Chinese President Hu Jintao (L) visits the The Confucius Institute at Walter Payton College Preparatory High School in Chicago on January 21, 2011. REUTERS/Chris Walker/Pool
As Wray mentioned, the openness of academia in general contributes to an open flow of ideas across the globe and the overall advancement of human knowledge and innovation.
To this end, US universities admit over a million international students, and Chinese students make up the largest share of these students. Nearly 329,000 Chinese nationals were enrolled in American colleges during the 2015-2016 school year, according to TIME.
While there is no evidence that a majority of Chinese students or academics pose any threat to US interests, there are a number of education efforts that the Chinese government uses as vehicles for soft power.

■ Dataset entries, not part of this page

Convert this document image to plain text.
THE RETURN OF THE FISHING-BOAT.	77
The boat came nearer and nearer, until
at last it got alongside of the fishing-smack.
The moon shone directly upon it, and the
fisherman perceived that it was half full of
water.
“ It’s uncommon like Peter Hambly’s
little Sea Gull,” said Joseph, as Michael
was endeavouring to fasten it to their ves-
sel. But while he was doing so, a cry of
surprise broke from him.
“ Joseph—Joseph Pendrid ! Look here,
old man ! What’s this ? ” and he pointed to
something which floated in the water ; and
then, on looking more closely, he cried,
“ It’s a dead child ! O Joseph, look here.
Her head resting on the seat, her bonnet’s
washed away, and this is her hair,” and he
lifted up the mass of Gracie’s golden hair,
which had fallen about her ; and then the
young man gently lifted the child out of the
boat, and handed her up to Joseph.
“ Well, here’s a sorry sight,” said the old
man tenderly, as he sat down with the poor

The first of these are the Confucius Institutes, which Rubio alluded to during his questioning of Wray and Coats at the Senate hearing.

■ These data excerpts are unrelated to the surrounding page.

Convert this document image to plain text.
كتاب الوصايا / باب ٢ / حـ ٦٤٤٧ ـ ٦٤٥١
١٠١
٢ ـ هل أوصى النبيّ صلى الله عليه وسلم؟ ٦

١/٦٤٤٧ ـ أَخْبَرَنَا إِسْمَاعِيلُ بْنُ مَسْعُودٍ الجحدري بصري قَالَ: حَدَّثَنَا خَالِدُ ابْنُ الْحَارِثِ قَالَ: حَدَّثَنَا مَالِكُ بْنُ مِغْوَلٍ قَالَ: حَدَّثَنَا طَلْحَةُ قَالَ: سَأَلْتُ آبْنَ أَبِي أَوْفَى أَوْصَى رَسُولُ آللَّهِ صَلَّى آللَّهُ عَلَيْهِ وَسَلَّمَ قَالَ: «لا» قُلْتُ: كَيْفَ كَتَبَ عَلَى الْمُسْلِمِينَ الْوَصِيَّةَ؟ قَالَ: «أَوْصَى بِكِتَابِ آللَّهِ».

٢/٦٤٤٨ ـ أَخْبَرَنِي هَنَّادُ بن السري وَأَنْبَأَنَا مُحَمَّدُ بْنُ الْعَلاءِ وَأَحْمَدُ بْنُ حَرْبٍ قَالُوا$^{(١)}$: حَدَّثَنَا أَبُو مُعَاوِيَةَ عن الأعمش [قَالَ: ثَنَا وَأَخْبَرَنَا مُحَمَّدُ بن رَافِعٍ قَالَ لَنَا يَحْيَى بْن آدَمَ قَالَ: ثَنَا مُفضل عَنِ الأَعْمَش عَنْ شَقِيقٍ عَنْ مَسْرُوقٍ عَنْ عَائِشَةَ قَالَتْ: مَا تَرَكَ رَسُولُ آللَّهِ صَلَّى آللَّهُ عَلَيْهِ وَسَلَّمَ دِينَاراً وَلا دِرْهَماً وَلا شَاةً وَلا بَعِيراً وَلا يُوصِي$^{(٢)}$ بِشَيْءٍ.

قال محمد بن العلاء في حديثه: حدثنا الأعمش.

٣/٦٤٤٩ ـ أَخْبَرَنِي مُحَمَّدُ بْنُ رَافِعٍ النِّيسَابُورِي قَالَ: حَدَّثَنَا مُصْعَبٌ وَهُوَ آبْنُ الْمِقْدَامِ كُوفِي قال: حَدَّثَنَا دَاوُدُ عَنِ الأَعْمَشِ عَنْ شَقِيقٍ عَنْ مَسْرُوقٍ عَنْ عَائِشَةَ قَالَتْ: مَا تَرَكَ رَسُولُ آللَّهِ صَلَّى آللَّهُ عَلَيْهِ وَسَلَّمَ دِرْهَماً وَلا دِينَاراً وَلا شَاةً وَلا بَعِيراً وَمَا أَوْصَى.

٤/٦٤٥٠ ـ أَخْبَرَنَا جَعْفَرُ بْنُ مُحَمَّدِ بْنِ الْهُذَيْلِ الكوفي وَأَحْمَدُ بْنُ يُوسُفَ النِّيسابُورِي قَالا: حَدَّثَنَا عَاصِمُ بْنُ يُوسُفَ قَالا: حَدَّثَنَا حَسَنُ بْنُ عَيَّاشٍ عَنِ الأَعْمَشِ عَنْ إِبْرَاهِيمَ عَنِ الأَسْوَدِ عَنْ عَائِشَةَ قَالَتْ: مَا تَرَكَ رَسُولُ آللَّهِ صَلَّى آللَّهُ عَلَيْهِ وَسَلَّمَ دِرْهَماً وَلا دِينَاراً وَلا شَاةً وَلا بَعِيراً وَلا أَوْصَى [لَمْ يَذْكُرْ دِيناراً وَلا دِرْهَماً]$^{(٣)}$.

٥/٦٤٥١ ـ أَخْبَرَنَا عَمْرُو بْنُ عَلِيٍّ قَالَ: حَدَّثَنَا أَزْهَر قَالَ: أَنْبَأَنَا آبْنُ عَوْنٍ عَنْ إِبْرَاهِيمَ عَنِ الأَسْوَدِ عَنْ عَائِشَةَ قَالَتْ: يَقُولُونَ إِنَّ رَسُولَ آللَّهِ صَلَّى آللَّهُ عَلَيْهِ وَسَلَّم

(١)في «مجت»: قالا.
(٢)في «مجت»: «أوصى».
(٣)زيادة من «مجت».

These institutes mirror many other foreign-language education entities that countries fund around the world, but with a couple caveats. Rather than existing as stand-alone bodies, they are inserted into US universities, and in addition to teaching Mandarin Chinese, they also reportedly engage in disseminating Chinese propaganda and restricting what professors and students should say.
As a result of the dangers to open expression posed by these institutes, the University of Chicago and Pennsylvania State have already closed the Confucius Institutes on their campuses. Other global universities have followed suit.

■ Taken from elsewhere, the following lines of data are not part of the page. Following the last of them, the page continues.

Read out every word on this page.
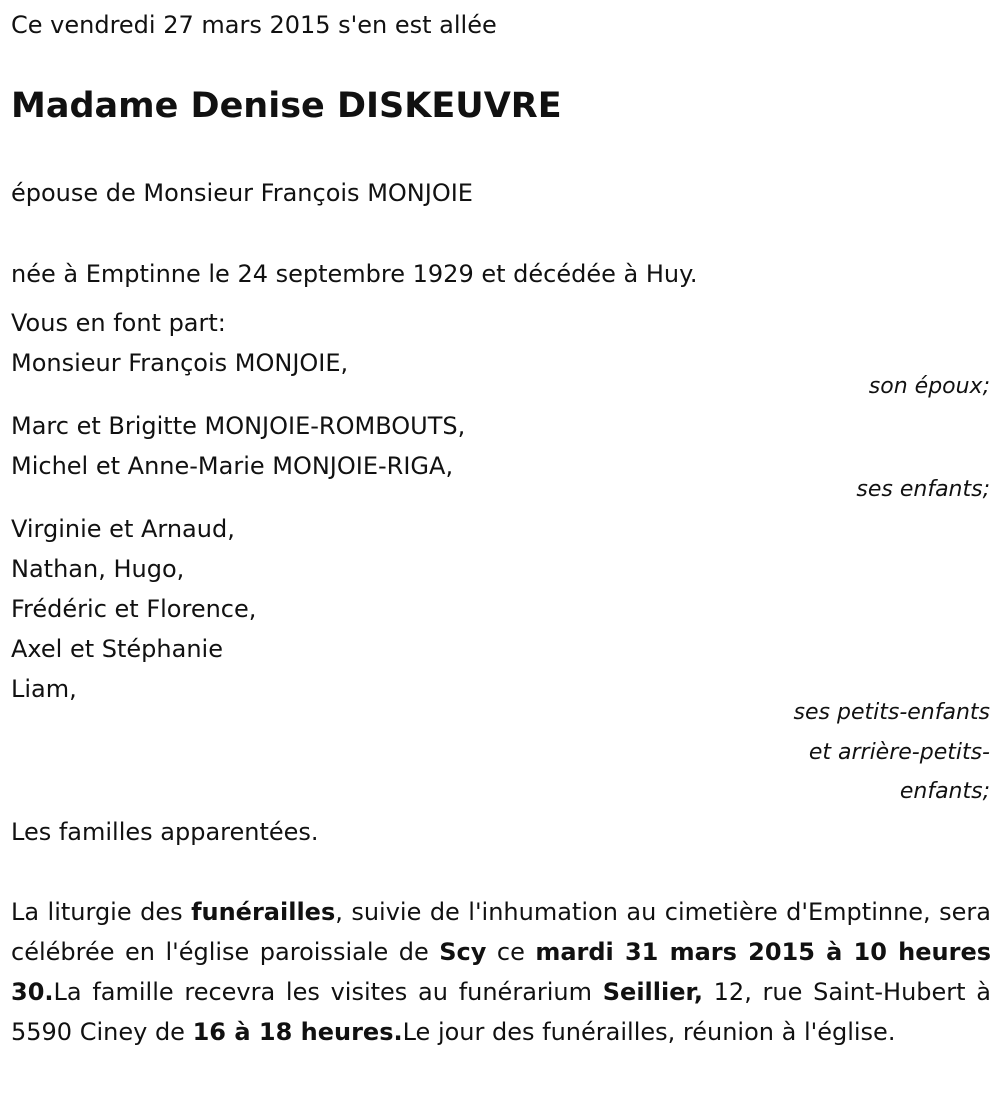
Ce vendredi 27 mars 2015 s'en est allée
Madame Denise DISKEUVRE
épouse de Monsieur François MONJOIE
née à Emptinne le 24 septembre 1929 et décédée à Huy.
Vous en font part:
Monsieur François MONJOIE,
son époux;
Marc et Brigitte MONJOIE-ROMBOUTS,
Michel et Anne-Marie MONJOIE-RIGA,
ses enfants;
Virginie et Arnaud,
Nathan, Hugo,
Frédéric et Florence,
Axel et Stéphanie
Liam,
ses petits-enfants
et arrière-petits-
enfants;
Les familles apparentées.
La liturgie des funérailles, suivie de l'inhumation au cimetière d'Emptinne, sera célébrée en l'église paroissiale de Scy ce mardi 31 mars 2015 à 10 heures 30.La famille recevra les visites au funérarium Seillier, 12, rue Saint-Hubert à 5590 Ciney de 16 à 18 heures.Le jour des funérailles, réunion à l'église.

Confucius Institutes also have a strong presence on the African continent, where China is also in the process of growing its economic and political power. Africans in countries like Zambia and Zimbabwe are encouraged to view China as a positive economic force and a source of progress and opportunity as part of the “Look East” policy many African countries have implemented.
As a result of this push, the number of African students in China has skyrocketed over the last 10 years.
Chinese cybersecurity threats – During Tuesday’s Senate hearing, the top US intel chiefs drew attention to Chinese cybersecurity strategies.
“Frankly, the United States is under attack,” Coats said, “by entities that are using cyber to penetrate virtually every major action that takes place” within the US.
U.S. security chiefs testify before Senate Intelligence Committee hearing on “worldwide threats” on Capitol Hill in Washington Thomson Reuters
The Worldwide Threat Assessment of the US Intelligence Community, also released Tuesday, outlines China’s online capabilities in detail.
“China will continue to use cyber espionage and bolster cyber attack capabilities to support national security priorities,” the report concluded. Coats added that China’s cyber activity is at much lower levels than it was before September 2015, but is still threatening
Most Chinese cyber operations that the US has detected targeting private industry are against defense contractors, IT, and communications firms. The assessment said these companies are often ones that support the international operations of both the US government and the private sector.
As a result of these findings, several intelligence heads reaffirmed the necessity to beef up US counterintelligence efforts in cyberspace. Many indeed identified it as one of the top priorities for the intelligence community in the coming year.
With so many facets of American society under threat, Wray said it would take a lot more than just work from intelligence agencies to combat China.
“It’s not just the intelligence community,” he said, “but it’s raising awareness within our academic sector, within our private sector, as part of the defense.”